La cabeza de la escultura no es altiva; está más bien recogida, aunque la mirada penetre con una celestial violencia; es un ángel de vieja usanza, pero en su gestualidad se oculta un rencor voluminoso, como la de un niño que mira por la ventana cómo su mundo se cae a pedazos. Es probable que ese ángel esconda un niño herido en su cuerpo de proporciones áureas y que su figura descarnadamente católica sea la esencial afrenta del escultor ante un trabajo obligado. Puede que se trate de un pesar apenas pronunciable el que motivó la realización de la escultura.
No importa qué sea. En la infinita red de sucesos en la que todos están anticipados, las motivaciones son indiferentes. Lo que realmente cuenta es la lectura correcta, en el momento correcto. Hay un cuento de Borges, en el que el narrador presume que la realidad siempre está tratando de decirnos algo. No siempre logramos ver ese mensaje.
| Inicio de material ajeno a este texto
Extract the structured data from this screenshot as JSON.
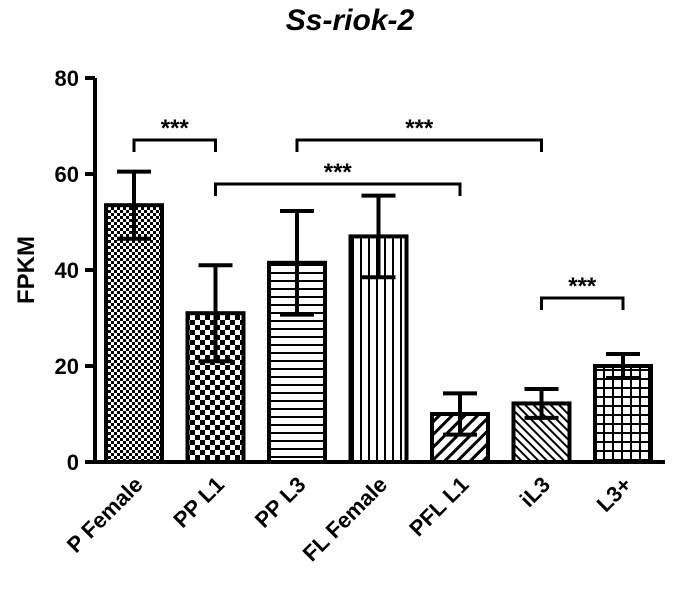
{
  "chart_data": {
    "type": "bar",
    "title": "Ss-riok-2",
    "ylabel": "FPKM",
    "xlabel": "",
    "ylim": [
      0,
      80
    ],
    "yticks": [
      "0",
      "20",
      "40",
      "60",
      "80"
    ],
    "categories": [
      "P Female",
      "PP L1",
      "PP L3",
      "FL Female",
      "PFL L1",
      "iL3",
      "L3+"
    ],
    "values": [
      53.5,
      31,
      41.5,
      47,
      10,
      12.2,
      20
    ],
    "error": [
      7,
      10,
      10.8,
      8.5,
      4.3,
      3,
      2.5
    ],
    "patterns": [
      "checker-fine",
      "checker-coarse",
      "horizontal-lines",
      "vertical-lines",
      "diagonal-coarse",
      "diagonal-fine",
      "grid"
    ],
    "grid": false,
    "significance": [
      {
        "from": 0,
        "to": 1,
        "label": "***"
      },
      {
        "from": 1,
        "to": 4,
        "label": "***"
      },
      {
        "from": 2,
        "to": 5,
        "label": "***"
      },
      {
        "from": 5,
        "to": 6,
        "label": "***"
      }
    ]
  }
}
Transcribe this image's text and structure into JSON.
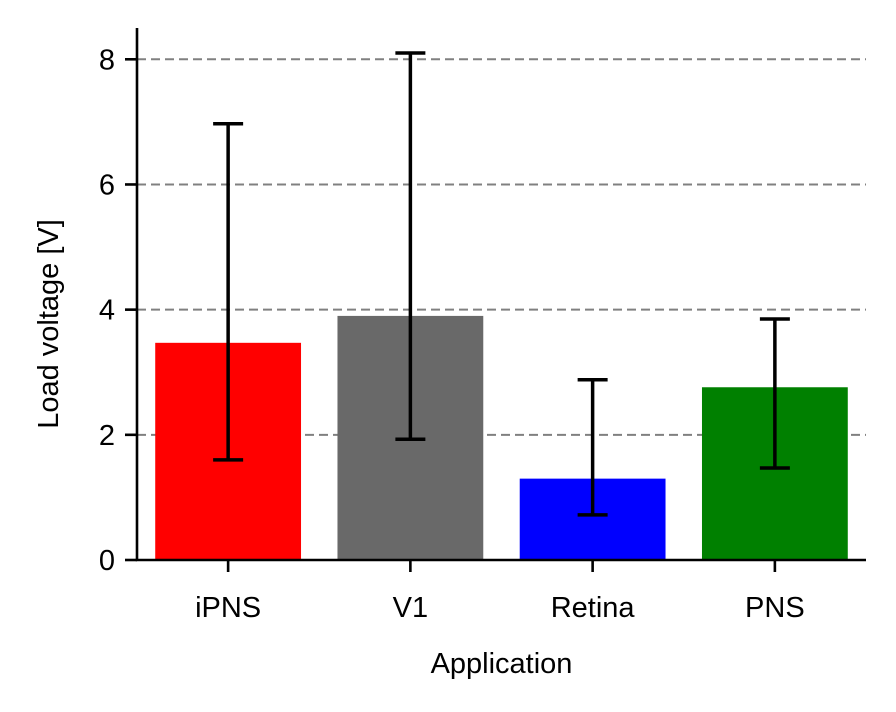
{
  "chart_data": {
    "type": "bar",
    "categories": [
      "iPNS",
      "V1",
      "Retina",
      "PNS"
    ],
    "values": [
      3.47,
      3.9,
      1.3,
      2.76
    ],
    "error_low": [
      1.6,
      1.93,
      0.72,
      1.47
    ],
    "error_high": [
      6.97,
      8.1,
      2.88,
      3.85
    ],
    "colors": [
      "#ff0000",
      "#696969",
      "#0000ff",
      "#008000"
    ],
    "xlabel": "Application",
    "ylabel": "Load voltage [V]",
    "ylim": [
      0,
      8.5
    ],
    "yticks": [
      0,
      2,
      4,
      6,
      8
    ],
    "grid": "y dashed at 2, 4, 6, 8",
    "grid_color": "#808080"
  }
}
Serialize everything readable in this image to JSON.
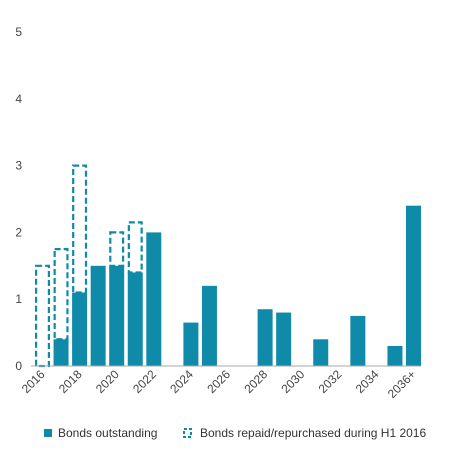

Jeder Engel ist schreklich, escribió Rilke. ¡Terrible es todo ángel! Y ninguno es tan especial para mí como éste, que recordando la muerte de los soldados en la primera guerra mundial, me simboliza minuciosamente, me desnuda y me hace lenguaje. Incluso el polvo o la nieve que le cubren son retazos de mi dimensión espiritual.
¿Quién lo mira ahora? Porque es a mí a quien mira, soy yo el que se delata día a día sin opción de ocultar la cara.